Ce cheminement solitaire s’accomplit au fil d’étapes parfois très mondaines, activatrices de passions violemment contraires. L’univers d’Antonioni est certes moins peuplé que celui de Fellini, mais on s’y agite beaucoup aussi, vainement, le temps d’une fête donnée dans une luxueuse villa de la banlieue milanaise ou à la Bourse de Rome, filmée comme un gallodrome aux parieurs déchaînés. Le tropisme documentaire d’Antonioni investit d’un quasi-objectivisme son regard, dressant la société entre des êtres qui renoncent progressivement à l’usage de la parole et font l’apprentissage douloureux de leur vide existentiel.
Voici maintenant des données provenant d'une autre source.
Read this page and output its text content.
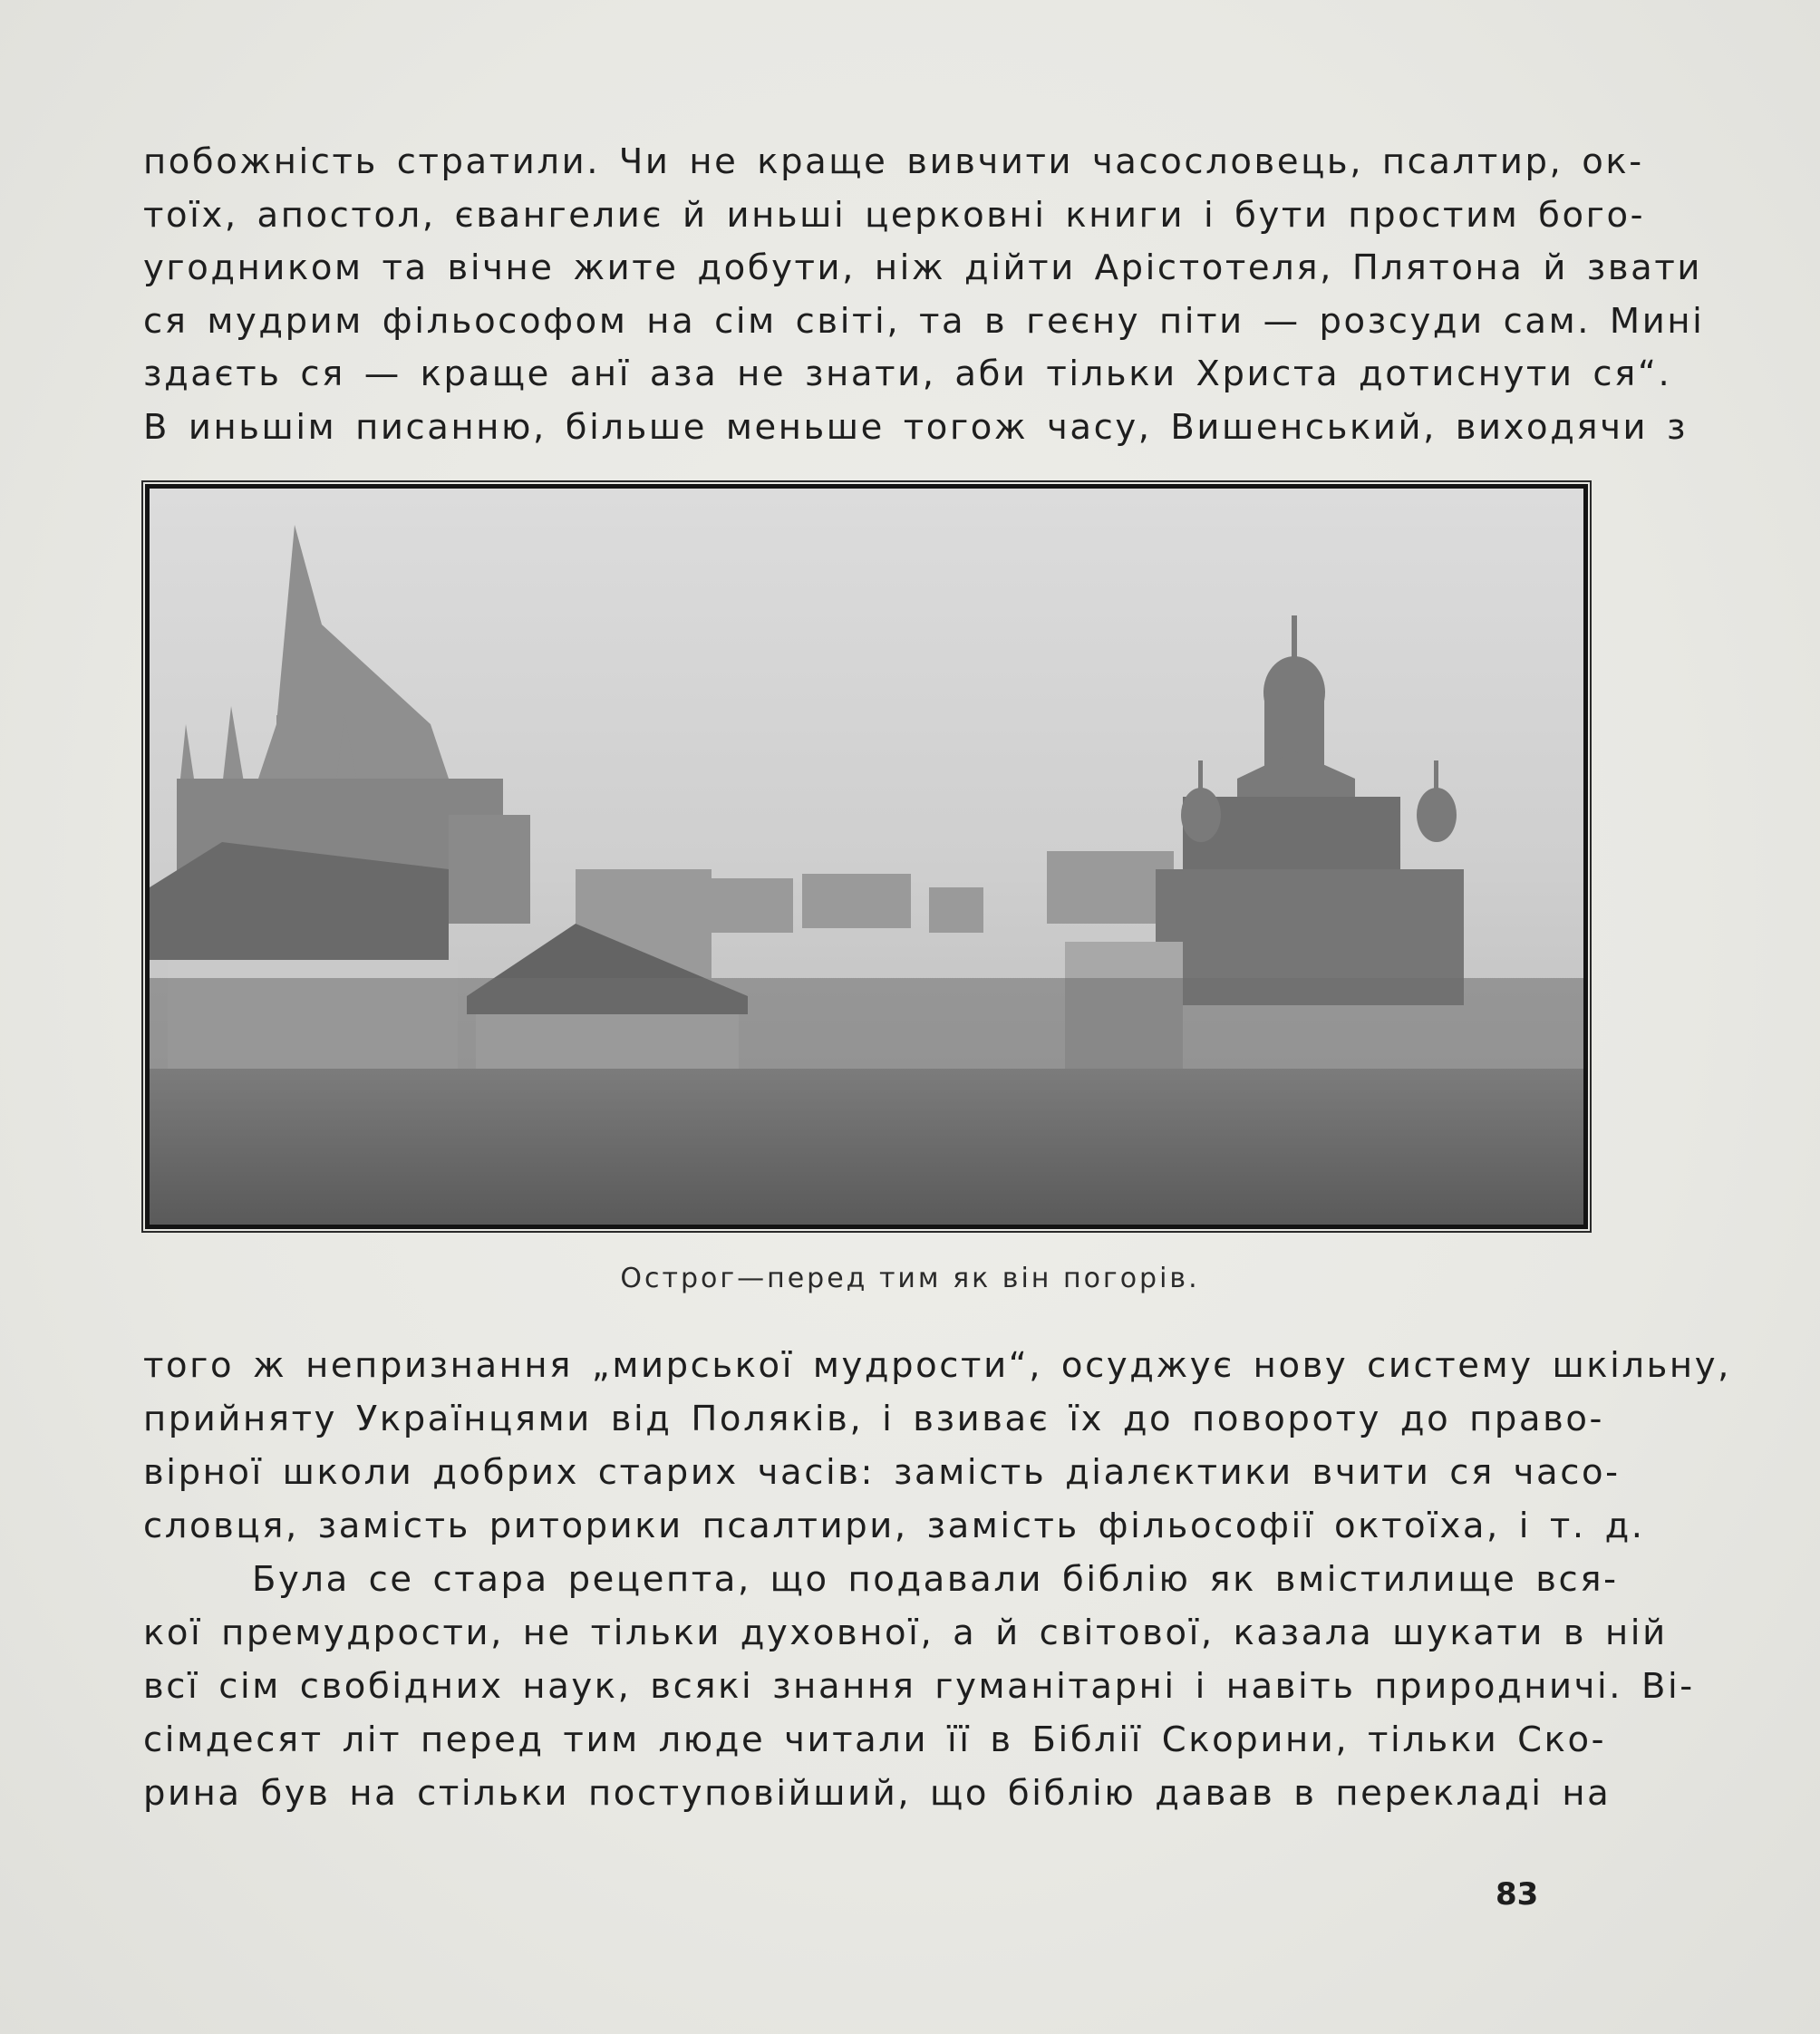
побожність стратили. Чи не краще вивчити часословець, псалтир, ок-
тоїх, апостол, євангелиє й иньші церковні книги і бути простим бого-
угодником та вічне жите добути, ніж дійти Арістотеля, Плятона й звати
ся мудрим фільософом на сім світі, та в геєну піти — розсуди сам. Мині
здаєть ся — краще анї аза не знати, аби тільки Христа дотиснути ся“.
В иньшім писанню, більше меньше тогож часу, Вишенський, виходячи з
Острог—перед тим як він погорів.
того ж непризнання „мирської мудрости“, осуджує нову систему шкільну,
прийняту Українцями від Поляків, і взиває їх до повороту до право-
вірної школи добрих старих часів: замість діалєктики вчити ся часо-
словця, замість риторики псалтири, замість фільософії октоїха, і т. д.
Була се стара рецепта, що подавали біблію як вмістилище вся-
кої премудрости, не тільки духовної, а й світової, казала шукати в ній
всї сім свобідних наук, всякі знання гуманітарні і навіть природничі. Ві-
сімдесят літ перед тим люде читали її в Біблії Скорини, тільки Ско-
рина був на стільки поступовійший, що біблію давав в перекладі на
83
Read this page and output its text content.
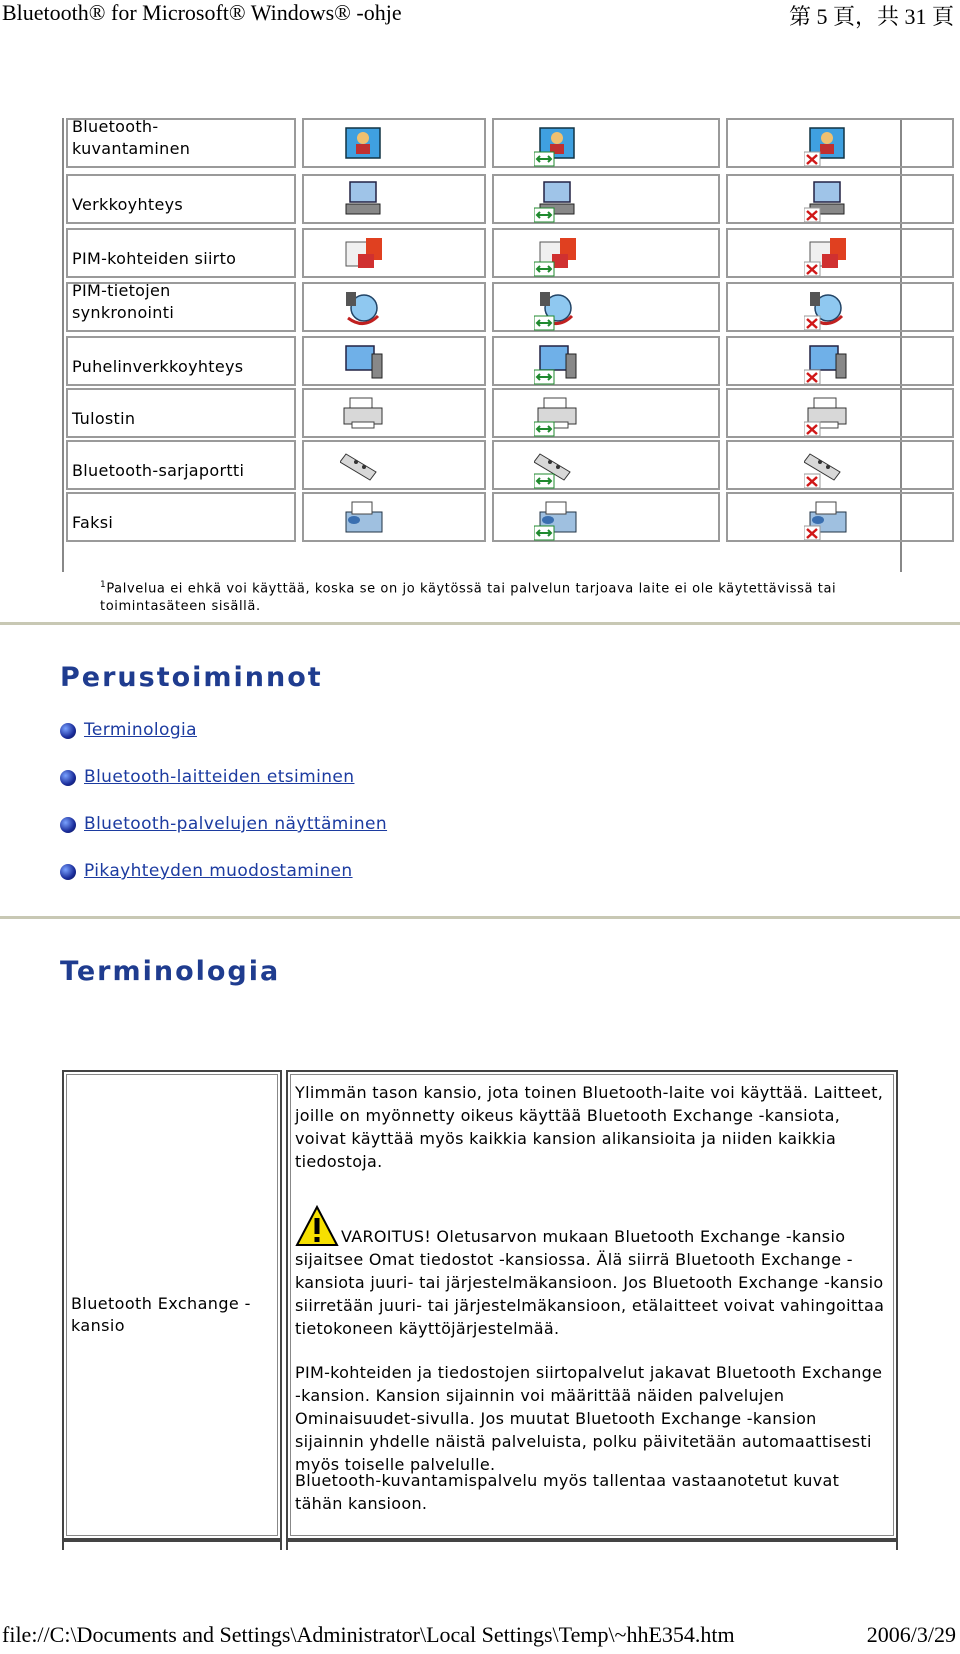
Bluetooth® for Microsoft® Windows® -ohje	第 5 頁，共 31 頁
Bluetooth-
kuvantaminen
Verkkoyhteys
PIM-kohteiden siirto
PIM-tietojen
synkronointi
Puhelinverkkoyhteys
Tulostin
Bluetooth-sarjaportti
Faksi
$^1$Palvelua ei ehkä voi käyttää, koska se on jo käytössä tai palvelun tarjoava laite ei ole käytettävissä tai toimintasäteen sisällä.
Perustoiminnot
Terminologia
Bluetooth-laitteiden etsiminen
Bluetooth-palvelujen näyttäminen
Pikayhteyden muodostaminen
Terminologia
Bluetooth Exchange -
kansio
Ylimmän tason kansio, jota toinen Bluetooth-laite voi käyttää. Laitteet, joille on myönnetty oikeus käyttää Bluetooth Exchange -kansiota, voivat käyttää myös kaikkia kansion alikansioita ja niiden kaikkia tiedostoja.
VAROITUS! Oletusarvon mukaan Bluetooth Exchange -kansio sijaitsee Omat tiedostot -kansiossa. Älä siirrä Bluetooth Exchange -kansiota juuri- tai järjestelmäkansioon. Jos Bluetooth Exchange -kansio siirretään juuri- tai järjestelmäkansioon, etälaitteet voivat vahingoittaa tietokoneen käyttöjärjestelmää.
PIM-kohteiden ja tiedostojen siirtopalvelut jakavat Bluetooth Exchange -kansion. Kansion sijainnin voi määrittää näiden palvelujen Ominaisuudet-sivulla. Jos muutat Bluetooth Exchange -kansion sijainnin yhdelle näistä palveluista, polku päivitetään automaattisesti myös toiselle palvelulle.
Bluetooth-kuvantamispalvelu myös tallentaa vastaanotetut kuvat tähän kansioon.
file://C:\Documents and Settings\Administrator\Local Settings\Temp\~hhE354.htm	2006/3/29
N’importe laquelle de nos angoisses contemporaines pourrait se substituer à la Guerre froide, tout juste évoquée ici par la une d’un quotidien, et qui sert de toile de fond aux deux récits. C’est tout particulièrement vrai de la coda bouleversante de L’Éclipse, qui alterne huit minutes durant travellings et cadrages ciselés au rythme languissant de la partition de Giovanni Fusco. Un à un, la Vitti en tête, les humains désertent les plans, qui s’auréolent d’une menace diffuse, jusqu’à la tombée de la nuit. Loin de nous avoir désertés, ces images au pouvoir de fascination intact y ont déposé cette « traînée de larmes et d’étoiles » dont Antonioni fut la miraculeuse comète.